Adopt SafeHarbor Framework
In Season 3, we formally integrated the Security Alliance Safe Harbor Framework into our “Four Lines of Defense”, enabling whitehats and MEV rescuers to legally intervene during active exploits. This initiative significantly bolstered our proactive defense capabilities by aligning incentives with real-time threat mitigation. We communicated its adoption through X and Discord announcements, documentation updates in the RWG Digest and official Inverse Docs.
Review Operational Processes
Season 3 saw a systematic revamp of one of our core operational processes, the Proof-of-Review (PoR) system. The structured enhancements included the addition of Tenderly and live FiRM position simulations, and automated sanity checks, significantly bolstering our governance and proposal submission integrity. We also executed cleanup actions such as sunsetting outdated markets and removing deprecated contracts from our bug bounty scope, mitigating unnecessary operational risks and bounty payouts.
Author Risk-Centric Content
While we did not maintain a monthly cadence, we authored two new installments of the “Behind the Scenes” series during Season 3, continuing our commitment to transparency and education. These included deep dives into the Proof-of-Review system and the Contract Ledger framework. This series remains foundational to communicating RWG’s evolving methodologies and risk management strategies to a wider audience.
Success Metrics
Framework Modernization Completion
We modernized two key frameworks; the Proof-of-Review (PoR) system and Contract Ledger master sheet. These upgrades marked a shift toward dynamic and automation-ready infrastructure, improving the DAO’s capacity for monitoring and risk governance.
“Four Lines of Defense” Adoption
As of Season 3, three of the four lines of defense—preventive measures, real-time monitoring, and incident response —are fully implemented and operational, actively supporting our comprehensive security operations vision. Recovery is now the sole missing piece.
Risk Assessments Conducted
We authored over a dozen risk assessments during Season 3, namely covering new collateral markets.
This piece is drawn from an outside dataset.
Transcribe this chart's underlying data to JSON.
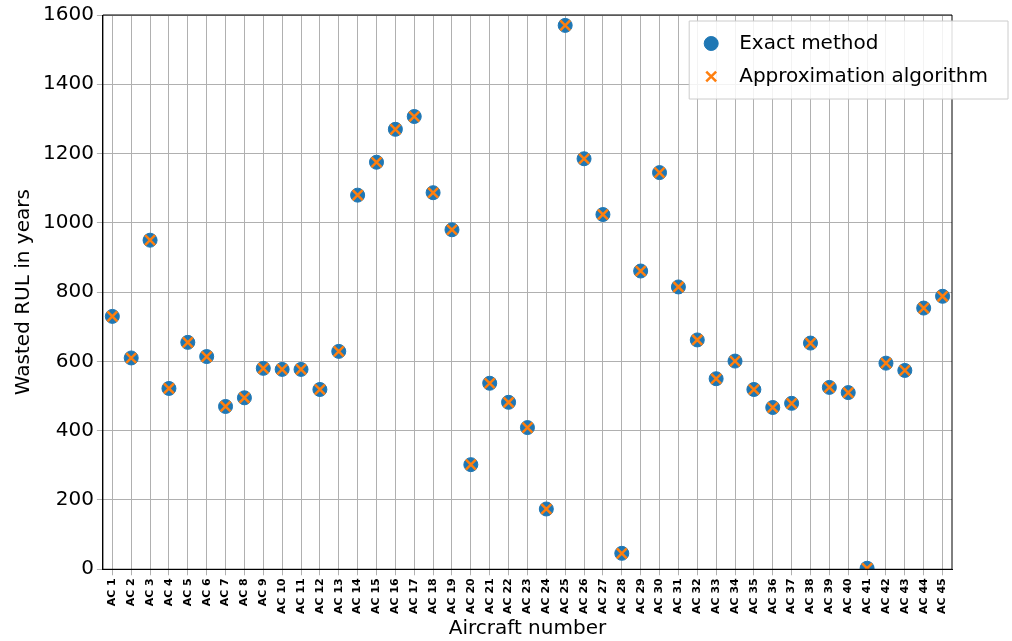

We also revisited key legacy markets by auditing oracle configurations and staleness thresholds settings, while maintaining a weekly cadence to the Risk Observer Checklist.
Incident Response Improvement
We did not conduct a War Games exercise during Season 3. However, the integration of the Safe Harbor Agreement marked a key step forward in improving our ability to respond quickly and effectively to active exploit scenarios.
Governance Participation
The RWG authored 36 governance proposals during Season 3, in line with our past seasons’ totals.
Content Production
We published three “Behind the Scenes” posts during Season 3: Proof-of-Review, the Contract Ledger, and this Season 3 Recap. This was below our original monthly goal, and while we stand behind the quality of these educational pieces, they have yet to reach the level of visibility and engagement we had hoped for.
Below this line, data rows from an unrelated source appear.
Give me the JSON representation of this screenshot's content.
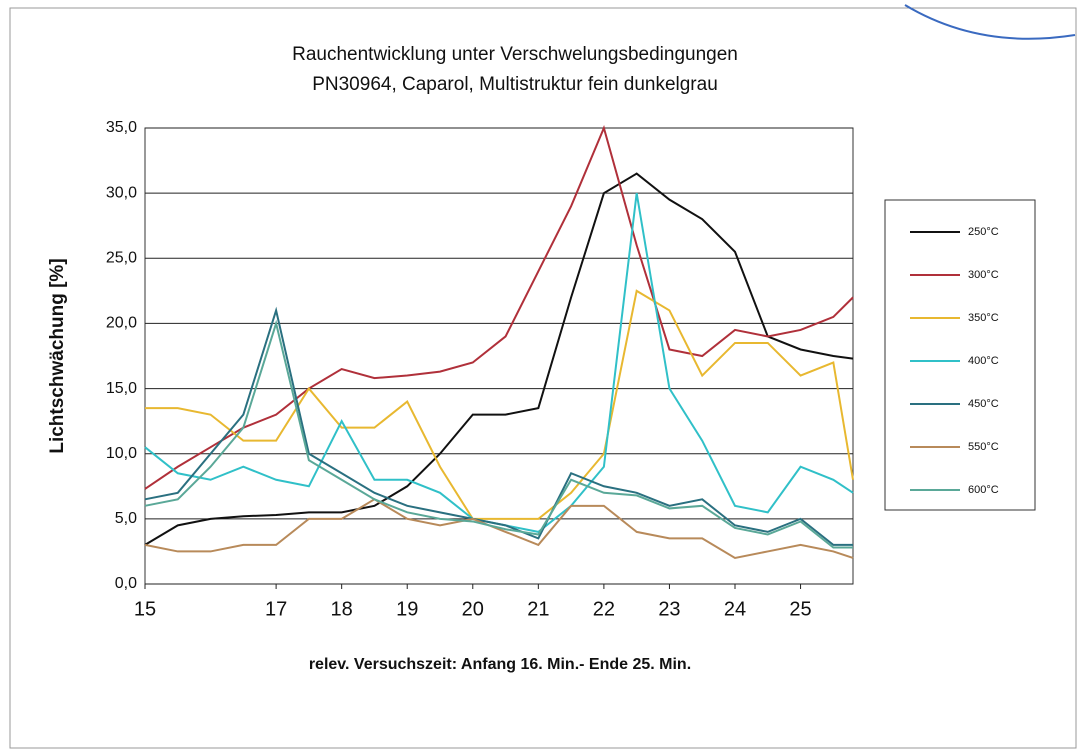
{
  "chart_data": {
    "type": "line",
    "title": "Rauchentwicklung unter Verschwelungsbedingungen",
    "subtitle": "PN30964, Caparol, Multistruktur fein dunkelgrau",
    "xlabel": "relev. Versuchszeit: Anfang 16. Min.- Ende 25. Min.",
    "ylabel": "Lichtschwächung [%]",
    "x": [
      15,
      15.5,
      16,
      16.5,
      17,
      17.5,
      18,
      18.5,
      19,
      19.5,
      20,
      20.5,
      21,
      21.5,
      22,
      22.5,
      23,
      23.5,
      24,
      24.5,
      25,
      25.5,
      25.8
    ],
    "xlim": [
      15,
      25.8
    ],
    "xticks": [
      15,
      17,
      18,
      19,
      20,
      21,
      22,
      23,
      24,
      25
    ],
    "ylim": [
      0,
      35
    ],
    "yticks": [
      {
        "value": 0,
        "label": "0,0"
      },
      {
        "value": 5,
        "label": "5,0"
      },
      {
        "value": 10,
        "label": "10,0"
      },
      {
        "value": 15,
        "label": "15,0"
      },
      {
        "value": 20,
        "label": "20,0"
      },
      {
        "value": 25,
        "label": "25,0"
      },
      {
        "value": 30,
        "label": "30,0"
      },
      {
        "value": 35,
        "label": "35,0"
      }
    ],
    "grid": true,
    "legend": "right",
    "series": [
      {
        "name": "250°C",
        "color": "#111111",
        "values": [
          3,
          4.5,
          5,
          5.2,
          5.3,
          5.5,
          5.5,
          6,
          7.5,
          10,
          13,
          13,
          13.5,
          22,
          30,
          31.5,
          29.5,
          28,
          25.5,
          19,
          18,
          17.5,
          17.3
        ]
      },
      {
        "name": "300°C",
        "color": "#b0303a",
        "values": [
          7.3,
          9,
          10.5,
          12,
          13,
          15,
          16.5,
          15.8,
          16,
          16.3,
          17,
          19,
          24,
          29,
          35,
          26,
          18,
          17.5,
          19.5,
          19,
          19.5,
          20.5,
          22
        ]
      },
      {
        "name": "350°C",
        "color": "#e8b830",
        "values": [
          13.5,
          13.5,
          13,
          11,
          11,
          15,
          12,
          12,
          14,
          9,
          5,
          5,
          5,
          7,
          10,
          22.5,
          21,
          16,
          18.5,
          18.5,
          16,
          17,
          8
        ]
      },
      {
        "name": "400°C",
        "color": "#30c0c8",
        "values": [
          10.5,
          8.5,
          8,
          9,
          8,
          7.5,
          12.5,
          8,
          8,
          7,
          5,
          4.5,
          4,
          6,
          9,
          30,
          15,
          11,
          6,
          5.5,
          9,
          8,
          7
        ]
      },
      {
        "name": "450°C",
        "color": "#2a7080",
        "values": [
          6.5,
          7,
          10,
          13,
          21,
          10,
          8.5,
          7,
          6,
          5.5,
          5,
          4.5,
          3.5,
          8.5,
          7.5,
          7,
          6,
          6.5,
          4.5,
          4,
          5,
          3,
          3
        ]
      },
      {
        "name": "550°C",
        "color": "#b88a5a",
        "values": [
          3,
          2.5,
          2.5,
          3,
          3,
          5,
          5,
          6.5,
          5,
          4.5,
          5,
          4,
          3,
          6,
          6,
          4,
          3.5,
          3.5,
          2,
          2.5,
          3,
          2.5,
          2
        ]
      },
      {
        "name": "600°C",
        "color": "#5aa898",
        "values": [
          6,
          6.5,
          9,
          12,
          20,
          9.5,
          8,
          6.5,
          5.5,
          5,
          4.8,
          4.2,
          3.8,
          8,
          7,
          6.8,
          5.8,
          6,
          4.3,
          3.8,
          4.8,
          2.8,
          2.8
        ]
      }
    ]
  }
}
Bug Bounty Program Engagement
The program received 89 submissions from novice to intermediate and even advanced whitehats and issued 5 payouts totalling 15,000 DOLA. We also increased our program ceiling by 100,000 DOLA, boosting researcher participation and visibility.
Looking Forward
As we conclude Season 3, the RWG remains committed to advancing our risk management capabilities, enhancing operational excellence, and maintaining transparent governance practices. With an ever-strengthening framework foundation and growing security measures, we eagerly anticipate addressing new challenges and opportunities in the forthcoming seasons if given the opportunity.